ADR/ETF route needs only global-broker KYC; direct B3 access needs a CPF and Resolution 4,373 registration via a local custodian.

Notable restrictions

Direct non-resident B3 access is paperwork-heavy — the ADR / EWZ route is simplest for retail.

04 — Tax & regulatory

What gets taxed, by whom

Headline tax treatment for foreign retail investors. Specific situations — large holdings, real-estate-rich entities, treaty residency — can diverge. Always confirm with a qualified advisor.

Capital gains

Residents ~15% on listed-share gains; non-residents generally 15% (higher for tax-haven residents), with some exemptions for registered foreign portfolio investors.

Dividend withholding

Historically 0% — but Law 15,270/2025 introduces a 10% withholding on dividends to non-residents from 1 Jan 2026 (profits approved through Dec 2025 are grandfathered).

India DTAA

Yes — India–Brazil DTAA caps dividend tax at 15%.

05 — For Indian residents

The India-specific angle

What changes when you're investing from India — LRS eligibility, Indian feeder-fund options, and the tax / reporting gotchas you should know upfront.

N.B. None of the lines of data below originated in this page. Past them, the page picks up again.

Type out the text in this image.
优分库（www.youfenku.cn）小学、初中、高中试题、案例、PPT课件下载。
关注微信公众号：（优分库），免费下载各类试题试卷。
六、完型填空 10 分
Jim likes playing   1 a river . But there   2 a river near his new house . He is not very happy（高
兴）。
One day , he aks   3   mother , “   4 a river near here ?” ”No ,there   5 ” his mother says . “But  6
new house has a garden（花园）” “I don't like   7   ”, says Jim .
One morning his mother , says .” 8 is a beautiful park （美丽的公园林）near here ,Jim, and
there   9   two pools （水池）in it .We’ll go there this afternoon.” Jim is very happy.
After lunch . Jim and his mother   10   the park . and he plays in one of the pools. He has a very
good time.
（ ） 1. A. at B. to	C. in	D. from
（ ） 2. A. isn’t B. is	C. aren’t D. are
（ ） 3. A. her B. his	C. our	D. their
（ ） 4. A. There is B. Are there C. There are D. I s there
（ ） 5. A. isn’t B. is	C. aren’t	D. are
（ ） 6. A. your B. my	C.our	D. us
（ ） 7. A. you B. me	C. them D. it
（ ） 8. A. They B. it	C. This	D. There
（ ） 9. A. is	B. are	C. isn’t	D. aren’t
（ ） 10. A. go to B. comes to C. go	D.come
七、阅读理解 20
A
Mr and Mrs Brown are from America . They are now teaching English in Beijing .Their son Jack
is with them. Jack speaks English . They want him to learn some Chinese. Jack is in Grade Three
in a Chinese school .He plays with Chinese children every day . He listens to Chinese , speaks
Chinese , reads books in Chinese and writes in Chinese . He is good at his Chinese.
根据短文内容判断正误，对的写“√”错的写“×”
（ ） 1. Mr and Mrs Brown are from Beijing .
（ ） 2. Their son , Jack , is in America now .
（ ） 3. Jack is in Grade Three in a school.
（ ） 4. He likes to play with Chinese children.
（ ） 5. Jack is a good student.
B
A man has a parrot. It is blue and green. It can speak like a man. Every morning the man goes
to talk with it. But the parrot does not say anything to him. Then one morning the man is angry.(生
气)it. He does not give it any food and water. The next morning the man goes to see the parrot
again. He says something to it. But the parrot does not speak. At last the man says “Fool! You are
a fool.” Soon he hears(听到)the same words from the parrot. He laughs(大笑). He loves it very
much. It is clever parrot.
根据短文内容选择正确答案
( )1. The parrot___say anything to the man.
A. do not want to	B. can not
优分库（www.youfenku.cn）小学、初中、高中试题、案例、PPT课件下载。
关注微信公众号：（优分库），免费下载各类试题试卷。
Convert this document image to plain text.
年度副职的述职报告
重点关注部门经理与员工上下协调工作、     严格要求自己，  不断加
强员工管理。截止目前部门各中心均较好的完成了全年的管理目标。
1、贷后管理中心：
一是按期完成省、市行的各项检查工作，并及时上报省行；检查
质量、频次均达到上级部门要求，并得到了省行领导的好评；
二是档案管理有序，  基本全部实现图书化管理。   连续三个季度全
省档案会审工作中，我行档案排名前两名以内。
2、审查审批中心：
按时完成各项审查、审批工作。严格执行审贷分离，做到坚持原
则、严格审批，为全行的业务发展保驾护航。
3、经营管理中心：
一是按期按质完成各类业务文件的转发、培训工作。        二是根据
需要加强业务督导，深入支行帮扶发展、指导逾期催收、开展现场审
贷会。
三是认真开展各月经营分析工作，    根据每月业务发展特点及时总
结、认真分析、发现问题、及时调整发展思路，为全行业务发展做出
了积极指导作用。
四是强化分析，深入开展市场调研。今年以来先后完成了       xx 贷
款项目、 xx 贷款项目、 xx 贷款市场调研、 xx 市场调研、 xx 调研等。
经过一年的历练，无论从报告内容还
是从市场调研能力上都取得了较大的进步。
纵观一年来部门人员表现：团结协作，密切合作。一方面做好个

Eligible under the Liberalised Remittance Scheme

Indian residents can remit up to $250,000 per FY to invest here, subject to 20% TCS above the threshold.

Indian feeder options

No Brazil-specific Indian feeder; exposure via global / EM fund-of-funds (subject to RBI overseas-fund limits).

Caveat / pitfall

Schedule FA disclosure mandatory; foreign-share LTCG 12.5% after 24 months; US estate-tax exposure if held via US-listed EWZ.